В настоящее время мы больше слышим о Михаиле Плетневе — дирижере. Его сольные выступления как пианиста в столице стали "эксквизитной" редкостью. Плетнев играл в Большом зале в четверг: это был его единственный концерт в нынешнем сезоне. На нем побывал музыковед ВЛАДИМИРА ЧИНАЕВ.
Есть искусство удовольствия: оно исполнено легкости, талантливости, а вы воодушевлены, опьянены, — но это не случай Михаила Плетнева. Его игра дарит благодатное чувство усталости, опустошенности. Напряженнейшая работа духа, — собственно, это уже и не искусство, а слепящая правда, которой тесно в условных рамках сценических места, времени и действия. В повседневности мы чаще от нее отворачиваемся, а потому в искусстве ищем спасительного забытья. Плетнев — беспощадный разоблачитель и, вместе с тем, вестник-искупитель: его творчество несет в себе катарсис в том самом классическом смысле, когда жизнь, поданная со сцены, призвана просветлять реальность как таковую. Это реальность духа, который был и будет вопрошающим и стойким, сомневающимся и возвышенным, отчаявшимся и ищущим успокоения.
Такой она запечатлена и у Баха, и у Бетховена, и у Чайковского. Обращаясь к трем авторам, трем символам эпох, Плетнев как бы ничего не привносит "от себя". Сегодня в его игре нет ни того прежнего юношеского максимализма, ни той артистической "воли к власти", которые придавали его прочтениям характер несколько бескомпромиссный, даже тираничный. Тирания плетневского совершенства как-то ослабилась, но остались суховатая отчетливость звука, подчеркнутая рельефность формы и вообще вся та "технология", которая приводила в восторг одних и отторгала других. Сейчас она становится более "незаметной", а бескомпромиссность смыслов — самой сути плетневского искусства — пребывает. И потому, видимо, возникает чувство, будто музыка рождается не по воле ее интерпретатора, а по своим внутренним законам.

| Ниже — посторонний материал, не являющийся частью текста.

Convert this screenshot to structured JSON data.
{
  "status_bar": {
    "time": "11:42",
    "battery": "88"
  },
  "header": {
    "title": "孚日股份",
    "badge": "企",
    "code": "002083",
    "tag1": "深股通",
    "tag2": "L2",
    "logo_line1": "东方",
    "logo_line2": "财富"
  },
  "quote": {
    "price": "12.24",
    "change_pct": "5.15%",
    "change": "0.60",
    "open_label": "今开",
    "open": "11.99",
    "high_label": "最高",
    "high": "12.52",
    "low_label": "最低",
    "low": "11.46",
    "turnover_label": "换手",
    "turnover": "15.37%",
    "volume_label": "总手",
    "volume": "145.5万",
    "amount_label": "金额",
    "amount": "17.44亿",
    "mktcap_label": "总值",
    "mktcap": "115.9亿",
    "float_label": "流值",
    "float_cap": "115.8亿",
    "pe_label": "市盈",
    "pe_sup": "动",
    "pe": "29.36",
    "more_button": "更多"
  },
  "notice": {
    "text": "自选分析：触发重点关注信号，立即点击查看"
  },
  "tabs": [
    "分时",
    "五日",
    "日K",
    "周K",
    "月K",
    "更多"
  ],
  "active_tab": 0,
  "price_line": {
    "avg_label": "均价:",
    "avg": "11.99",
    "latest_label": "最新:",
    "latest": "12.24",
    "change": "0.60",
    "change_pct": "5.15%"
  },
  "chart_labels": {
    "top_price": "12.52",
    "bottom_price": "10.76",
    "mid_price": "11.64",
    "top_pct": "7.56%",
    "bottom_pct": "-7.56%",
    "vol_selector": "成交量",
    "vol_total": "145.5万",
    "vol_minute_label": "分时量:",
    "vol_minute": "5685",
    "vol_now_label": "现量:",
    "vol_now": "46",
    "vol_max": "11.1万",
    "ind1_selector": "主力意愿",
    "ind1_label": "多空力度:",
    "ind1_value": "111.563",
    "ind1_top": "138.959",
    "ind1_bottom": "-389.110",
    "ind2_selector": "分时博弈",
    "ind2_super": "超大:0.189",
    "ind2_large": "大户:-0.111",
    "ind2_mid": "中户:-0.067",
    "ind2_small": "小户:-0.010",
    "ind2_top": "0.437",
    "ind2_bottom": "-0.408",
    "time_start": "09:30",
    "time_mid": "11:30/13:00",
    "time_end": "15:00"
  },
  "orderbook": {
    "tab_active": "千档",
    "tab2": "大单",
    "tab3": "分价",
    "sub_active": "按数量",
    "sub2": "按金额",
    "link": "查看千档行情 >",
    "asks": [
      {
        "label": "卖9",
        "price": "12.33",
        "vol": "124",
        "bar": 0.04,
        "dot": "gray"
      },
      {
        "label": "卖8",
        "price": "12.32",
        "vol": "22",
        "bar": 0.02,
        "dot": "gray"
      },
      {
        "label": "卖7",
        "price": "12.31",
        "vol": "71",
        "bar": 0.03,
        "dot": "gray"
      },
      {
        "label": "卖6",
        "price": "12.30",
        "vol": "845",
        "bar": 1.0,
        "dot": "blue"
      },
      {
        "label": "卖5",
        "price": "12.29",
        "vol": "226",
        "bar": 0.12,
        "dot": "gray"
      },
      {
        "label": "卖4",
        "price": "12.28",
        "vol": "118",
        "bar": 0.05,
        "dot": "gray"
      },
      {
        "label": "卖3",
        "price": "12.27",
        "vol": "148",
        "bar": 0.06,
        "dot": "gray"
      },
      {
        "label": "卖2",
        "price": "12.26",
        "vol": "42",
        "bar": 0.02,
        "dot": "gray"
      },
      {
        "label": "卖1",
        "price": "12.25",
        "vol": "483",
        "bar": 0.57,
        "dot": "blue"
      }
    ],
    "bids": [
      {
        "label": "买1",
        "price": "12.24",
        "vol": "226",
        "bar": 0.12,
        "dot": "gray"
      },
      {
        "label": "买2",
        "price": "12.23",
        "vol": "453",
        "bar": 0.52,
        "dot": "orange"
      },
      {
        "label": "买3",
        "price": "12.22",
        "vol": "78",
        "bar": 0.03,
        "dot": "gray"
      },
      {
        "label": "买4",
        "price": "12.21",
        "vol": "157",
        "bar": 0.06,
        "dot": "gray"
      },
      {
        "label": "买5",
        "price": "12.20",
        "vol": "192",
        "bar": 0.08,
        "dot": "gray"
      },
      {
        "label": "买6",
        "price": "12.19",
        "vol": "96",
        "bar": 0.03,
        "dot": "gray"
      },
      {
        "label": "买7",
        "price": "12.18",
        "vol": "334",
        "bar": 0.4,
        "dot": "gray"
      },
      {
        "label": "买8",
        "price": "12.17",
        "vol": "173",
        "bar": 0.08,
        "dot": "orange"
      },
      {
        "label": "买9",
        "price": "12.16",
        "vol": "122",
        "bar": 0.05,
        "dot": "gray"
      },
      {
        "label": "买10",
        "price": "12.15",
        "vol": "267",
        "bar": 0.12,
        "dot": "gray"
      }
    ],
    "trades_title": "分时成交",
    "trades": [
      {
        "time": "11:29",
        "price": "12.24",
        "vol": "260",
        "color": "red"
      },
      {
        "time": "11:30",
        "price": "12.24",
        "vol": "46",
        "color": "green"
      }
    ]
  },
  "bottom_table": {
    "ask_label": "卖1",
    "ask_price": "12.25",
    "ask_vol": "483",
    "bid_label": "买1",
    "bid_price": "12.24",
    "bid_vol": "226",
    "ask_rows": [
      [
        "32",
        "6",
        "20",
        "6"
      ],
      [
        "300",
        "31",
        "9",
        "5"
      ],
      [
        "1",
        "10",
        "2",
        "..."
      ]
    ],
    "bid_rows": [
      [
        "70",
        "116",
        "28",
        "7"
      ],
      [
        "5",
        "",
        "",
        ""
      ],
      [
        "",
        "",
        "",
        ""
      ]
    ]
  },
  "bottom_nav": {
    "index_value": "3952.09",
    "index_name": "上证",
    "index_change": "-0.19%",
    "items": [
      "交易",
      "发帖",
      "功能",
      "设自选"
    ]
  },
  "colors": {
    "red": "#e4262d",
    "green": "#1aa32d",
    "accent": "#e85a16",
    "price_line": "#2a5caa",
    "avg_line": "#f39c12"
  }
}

Вот барочная гибкость движения, риторическая рельефность "говорящих" интонаций — в 6-й партите Баха; вот разъятость форм, импровизационность и, вместе с тем, острейшая экспрессия каждой фразы, каждого "слова", будто вышедшего из огромных пространств молчания — в 32-й сонате Бетховена; вот ностальгический шарм "сентиментального" Чайковского с его камерно-психологическими зарисовками цикла "Времена года"... Но в самом ли деле это лишь "музыка в себе", без "соавторства" Плетнева? Как тогда объяснить эту абсолютную осязаемость мысли, просвечивающей сквозь условность баховского барокко? Как объяснить неотвязное ощущение бездны, сломленности и жажды просветления в Бетховене? Отчего эти растерянность и смятенность, призрачная хрупкость красоты и тоска — в Чайковском? Казалось, что сочинения, созданные когда-то, адресованы именно современности, и они именно о нас, о нашем душевном разладе и, может быть, о надежде. Да, безукоризненность мастерства. Да, фантастическое владение инструментом. Да, тонкая стилизация под "салонный пианизм" эпохи русского модерна (достаточно вспомнить те же "Времена года" или полонез Шопена, сонату Скарлатти, сыгранные на бис). Это так. Но все же уникальность и актуальность Плетнева в ином: он властно напоминает каждому из нас, что, какие бы ни были времена, главное событие пресуществляется всегда в глубине нашего "я", и надо просто знать об отчаянии и не страшиться его.